Required Course: A course that is needed to complete a student’s Program of Study.
Schedule of Classes: A schedule available online and sometimes in print that identifies what courses are offered, important dates for the semester, which courses meet General Education requirements, and which courses require and/or meet pre-requisites.
Scholarship: A form of financial aid that you do not have to repay.
Section / Class number: A five-digit number that designates the time, day and place that a particular course is offered.
Semester: Type of academic term. A school with this system generally will have a fall semester and a spring semester (each about 15 weeks long), along with a summer term.
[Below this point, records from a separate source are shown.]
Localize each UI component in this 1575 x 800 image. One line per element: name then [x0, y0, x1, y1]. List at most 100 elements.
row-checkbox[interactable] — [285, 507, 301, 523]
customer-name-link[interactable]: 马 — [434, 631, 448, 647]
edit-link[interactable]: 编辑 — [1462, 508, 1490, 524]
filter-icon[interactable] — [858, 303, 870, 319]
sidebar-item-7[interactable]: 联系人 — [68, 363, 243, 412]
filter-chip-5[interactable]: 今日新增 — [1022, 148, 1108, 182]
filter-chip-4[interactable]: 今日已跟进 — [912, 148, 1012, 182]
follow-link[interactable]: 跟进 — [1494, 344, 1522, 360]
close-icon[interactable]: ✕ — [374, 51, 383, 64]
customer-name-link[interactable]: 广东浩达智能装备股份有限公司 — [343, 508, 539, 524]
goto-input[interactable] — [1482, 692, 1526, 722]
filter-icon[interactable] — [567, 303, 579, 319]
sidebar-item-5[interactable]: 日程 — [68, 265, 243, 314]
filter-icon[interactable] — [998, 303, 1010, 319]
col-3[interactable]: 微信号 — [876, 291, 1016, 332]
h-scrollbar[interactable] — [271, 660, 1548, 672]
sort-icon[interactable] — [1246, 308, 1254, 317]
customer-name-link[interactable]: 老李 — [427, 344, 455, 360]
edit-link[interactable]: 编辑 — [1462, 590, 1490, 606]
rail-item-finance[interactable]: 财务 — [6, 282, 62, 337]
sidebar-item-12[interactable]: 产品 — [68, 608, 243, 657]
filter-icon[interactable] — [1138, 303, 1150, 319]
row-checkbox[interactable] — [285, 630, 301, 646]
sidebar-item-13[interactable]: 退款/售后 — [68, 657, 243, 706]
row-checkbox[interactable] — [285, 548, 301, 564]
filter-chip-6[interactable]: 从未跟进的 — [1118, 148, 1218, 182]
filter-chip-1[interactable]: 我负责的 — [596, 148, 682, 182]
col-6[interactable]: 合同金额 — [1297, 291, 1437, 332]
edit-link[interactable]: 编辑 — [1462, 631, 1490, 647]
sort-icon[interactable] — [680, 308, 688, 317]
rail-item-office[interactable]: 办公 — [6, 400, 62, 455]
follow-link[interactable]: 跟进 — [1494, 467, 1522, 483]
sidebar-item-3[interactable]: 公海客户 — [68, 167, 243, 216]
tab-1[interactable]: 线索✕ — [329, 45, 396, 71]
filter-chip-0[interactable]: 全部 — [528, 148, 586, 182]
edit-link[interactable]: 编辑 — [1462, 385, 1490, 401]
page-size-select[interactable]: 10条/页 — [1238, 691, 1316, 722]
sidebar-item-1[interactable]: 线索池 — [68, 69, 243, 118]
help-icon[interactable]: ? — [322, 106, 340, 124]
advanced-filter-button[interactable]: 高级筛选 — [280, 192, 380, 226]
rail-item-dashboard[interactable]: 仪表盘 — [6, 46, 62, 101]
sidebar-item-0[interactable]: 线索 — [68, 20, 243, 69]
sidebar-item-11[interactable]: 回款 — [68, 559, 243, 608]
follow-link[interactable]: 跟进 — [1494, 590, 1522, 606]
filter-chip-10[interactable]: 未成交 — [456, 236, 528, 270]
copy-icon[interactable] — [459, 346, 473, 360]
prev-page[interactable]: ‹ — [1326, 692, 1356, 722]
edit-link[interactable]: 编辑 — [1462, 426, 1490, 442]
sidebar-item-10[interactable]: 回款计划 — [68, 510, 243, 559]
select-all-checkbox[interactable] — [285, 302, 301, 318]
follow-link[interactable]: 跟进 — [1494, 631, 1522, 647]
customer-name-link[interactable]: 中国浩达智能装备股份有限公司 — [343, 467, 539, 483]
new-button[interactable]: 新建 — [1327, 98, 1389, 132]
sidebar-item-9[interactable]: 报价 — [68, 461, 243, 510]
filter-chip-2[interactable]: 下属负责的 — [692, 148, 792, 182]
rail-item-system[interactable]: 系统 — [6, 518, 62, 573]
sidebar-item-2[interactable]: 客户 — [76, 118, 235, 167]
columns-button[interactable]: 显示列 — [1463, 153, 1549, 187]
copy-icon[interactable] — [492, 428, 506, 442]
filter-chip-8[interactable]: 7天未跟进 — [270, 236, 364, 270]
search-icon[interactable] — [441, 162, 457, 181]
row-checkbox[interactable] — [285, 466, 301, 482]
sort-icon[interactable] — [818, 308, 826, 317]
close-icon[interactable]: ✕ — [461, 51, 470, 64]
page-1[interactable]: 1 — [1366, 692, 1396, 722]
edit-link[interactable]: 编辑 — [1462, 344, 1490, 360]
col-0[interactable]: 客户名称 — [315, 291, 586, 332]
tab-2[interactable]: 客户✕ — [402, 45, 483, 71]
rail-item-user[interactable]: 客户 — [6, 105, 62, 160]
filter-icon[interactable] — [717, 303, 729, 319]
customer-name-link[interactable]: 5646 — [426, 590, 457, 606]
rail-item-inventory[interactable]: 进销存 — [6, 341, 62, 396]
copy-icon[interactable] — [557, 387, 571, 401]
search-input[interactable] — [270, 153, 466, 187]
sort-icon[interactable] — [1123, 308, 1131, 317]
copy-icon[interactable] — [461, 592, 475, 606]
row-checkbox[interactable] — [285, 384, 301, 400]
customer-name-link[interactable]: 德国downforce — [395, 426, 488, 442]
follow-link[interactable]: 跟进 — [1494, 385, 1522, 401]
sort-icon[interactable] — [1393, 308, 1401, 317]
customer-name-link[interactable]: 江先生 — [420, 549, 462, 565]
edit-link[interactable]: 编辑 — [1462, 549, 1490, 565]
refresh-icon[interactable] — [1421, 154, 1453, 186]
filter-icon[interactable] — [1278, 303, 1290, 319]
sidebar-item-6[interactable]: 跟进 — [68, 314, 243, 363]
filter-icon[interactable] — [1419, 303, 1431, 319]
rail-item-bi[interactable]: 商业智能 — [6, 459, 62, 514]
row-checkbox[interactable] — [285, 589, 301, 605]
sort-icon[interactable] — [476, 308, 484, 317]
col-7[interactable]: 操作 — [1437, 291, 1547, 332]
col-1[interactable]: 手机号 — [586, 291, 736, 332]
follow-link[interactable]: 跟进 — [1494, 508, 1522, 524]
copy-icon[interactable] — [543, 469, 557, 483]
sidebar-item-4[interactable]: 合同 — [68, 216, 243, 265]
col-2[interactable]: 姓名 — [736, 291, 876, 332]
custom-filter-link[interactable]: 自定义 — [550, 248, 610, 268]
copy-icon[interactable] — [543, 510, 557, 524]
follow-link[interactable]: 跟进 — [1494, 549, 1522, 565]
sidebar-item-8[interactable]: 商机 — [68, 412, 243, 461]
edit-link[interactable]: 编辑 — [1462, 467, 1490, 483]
Senior: A student who has earned 90 or more college credits. Sophomore: A student who has earned 30 – 59 college credits.
Syllabus: A contract between teacher and students, outline of course competencies and requirements. Will generally include teachers contact information, grading policy, timeline for assignments.
Term: The length of time that you take a college class.
Transcript: An official academic record from a specific school. It lists the courses you have completed, grades and information such as when you attended.
Withdrawal – Student withdrawal: Students may withdraw from classes for any reason during various times in a semester (check the website for maximum date) and receive a grade of “W” on a transcript. A “W” will have no impact on your GPA and you will not receive any money back for the course. Students should check their my.maricopa.edu for more information.
Withdrawal – Teacher Withdrawal: The teacher may withdraw a student throughout the semester. Past the date of student withdrawal, it is only the teacher that can request a withdrawal (please refer to your student center for specific dates). A teacher may withdrawal a student with either a “W” (see explanation above) or a “Y” (this is a withdrawal/fail, and will affect your GPA).